2024 Indian Gujarati historical drama film

Kasoombo is an Indian Gujarati historical drama film directed by Vijaygiri Bava. It stars Raunaq Kamdar, Dharmendra Gohil, Darshan Pandya, Chetan Dhanani, Shraddha Dangar, Monal Gajjar and Firoz Irani in principal roles. It was released on 16 February 2024.
and The film was officially released in Hindi language across India on 3 May 2024.

== Plot summary ==
Set during Alauddin Khilji's invasion of Gujarat, Dadu Barot, a local chief of Adipur village at foothill, leads a small band of warriors to protect the Palitana Jain temples on Shatrunjaya hill from pillage and destruction.

==Cast==
Principal cast include:
- Raunaq Kamdar as Amar Barot
- Dharmendra Gohil as Dadu Barot
- Darshan Pandya as Alauddin Khilji
- Chetan Dhanani as Arjun
- Shraddha Dangar as Sujan
- Monal Gajjar as Roshan
- Firoz Irani as Visabha

==Production==
The film is adapted from Vimalkumar Dhami's novel Amar Balidan. It is produced at the cost of approximately ₹15 crore.

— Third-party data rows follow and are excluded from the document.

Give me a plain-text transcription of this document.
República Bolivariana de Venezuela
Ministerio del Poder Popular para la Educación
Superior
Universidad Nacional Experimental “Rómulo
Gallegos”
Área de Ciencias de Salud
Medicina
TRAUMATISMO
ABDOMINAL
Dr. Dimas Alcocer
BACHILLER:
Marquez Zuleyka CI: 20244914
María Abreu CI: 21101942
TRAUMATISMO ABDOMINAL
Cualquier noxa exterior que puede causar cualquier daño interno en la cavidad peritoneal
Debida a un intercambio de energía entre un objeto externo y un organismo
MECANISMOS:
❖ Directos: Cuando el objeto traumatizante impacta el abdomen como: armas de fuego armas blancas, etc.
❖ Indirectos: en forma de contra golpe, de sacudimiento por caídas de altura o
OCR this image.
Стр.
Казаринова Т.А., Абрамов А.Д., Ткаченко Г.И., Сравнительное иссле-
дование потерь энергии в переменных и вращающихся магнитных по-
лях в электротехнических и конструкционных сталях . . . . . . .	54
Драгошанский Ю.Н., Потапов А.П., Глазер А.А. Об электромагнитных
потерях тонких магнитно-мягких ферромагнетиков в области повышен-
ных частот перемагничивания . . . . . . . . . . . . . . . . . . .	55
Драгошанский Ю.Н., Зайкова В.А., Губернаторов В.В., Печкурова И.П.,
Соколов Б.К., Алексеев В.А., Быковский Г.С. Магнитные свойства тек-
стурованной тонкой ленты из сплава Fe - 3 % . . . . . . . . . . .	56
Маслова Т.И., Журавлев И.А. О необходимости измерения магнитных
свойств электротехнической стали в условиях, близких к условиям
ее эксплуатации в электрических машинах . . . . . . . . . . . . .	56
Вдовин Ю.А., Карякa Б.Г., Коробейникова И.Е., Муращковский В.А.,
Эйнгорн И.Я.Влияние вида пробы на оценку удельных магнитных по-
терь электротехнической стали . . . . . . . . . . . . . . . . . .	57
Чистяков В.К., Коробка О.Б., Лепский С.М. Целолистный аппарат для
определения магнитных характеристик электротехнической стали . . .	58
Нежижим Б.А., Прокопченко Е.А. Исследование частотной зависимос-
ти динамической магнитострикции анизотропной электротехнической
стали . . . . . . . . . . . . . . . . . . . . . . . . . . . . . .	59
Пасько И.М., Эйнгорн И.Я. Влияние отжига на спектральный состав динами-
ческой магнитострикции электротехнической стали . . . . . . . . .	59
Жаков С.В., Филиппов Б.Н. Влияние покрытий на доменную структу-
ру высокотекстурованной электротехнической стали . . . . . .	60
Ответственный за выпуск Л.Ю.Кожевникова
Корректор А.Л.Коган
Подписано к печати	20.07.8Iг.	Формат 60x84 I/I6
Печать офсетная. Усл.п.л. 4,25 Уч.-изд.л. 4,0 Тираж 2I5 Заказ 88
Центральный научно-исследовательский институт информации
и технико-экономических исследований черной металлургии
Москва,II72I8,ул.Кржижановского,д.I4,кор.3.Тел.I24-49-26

A set spread over an area of 16 acre was created for the shooting.

== Soundtrack ==
All music is composed by Mehul Surti.

== Marketing and release ==
The teaser was released on 23 December 2023. The film was released on 16 February 2024.

The Hindi dubbed version of the film was released on 3 May 2024.

== Reception ==
Kanksha Vasavada writing for The Times of India rated it 4.5 out of 5. She praised the direction, music, screenplay and performances. Rachana Joshi of Mid-Day Gujarati rated it 4 out of 5. She praised the performances, casting, VFX, cinematography, soundtrack and dialogues but criticised the slow start and the length of the film. Meena Kansagara of TV9 Gujarati rated it 4.5 out of 5. She praised the direction, dialogues, script, action and music. Chtansingh Chauhan of Newzdaddy rated it 4 out of 5. He praised story, direction, performances, cinematography and score but criticised length, some long scenes and "lack of energy" in title song.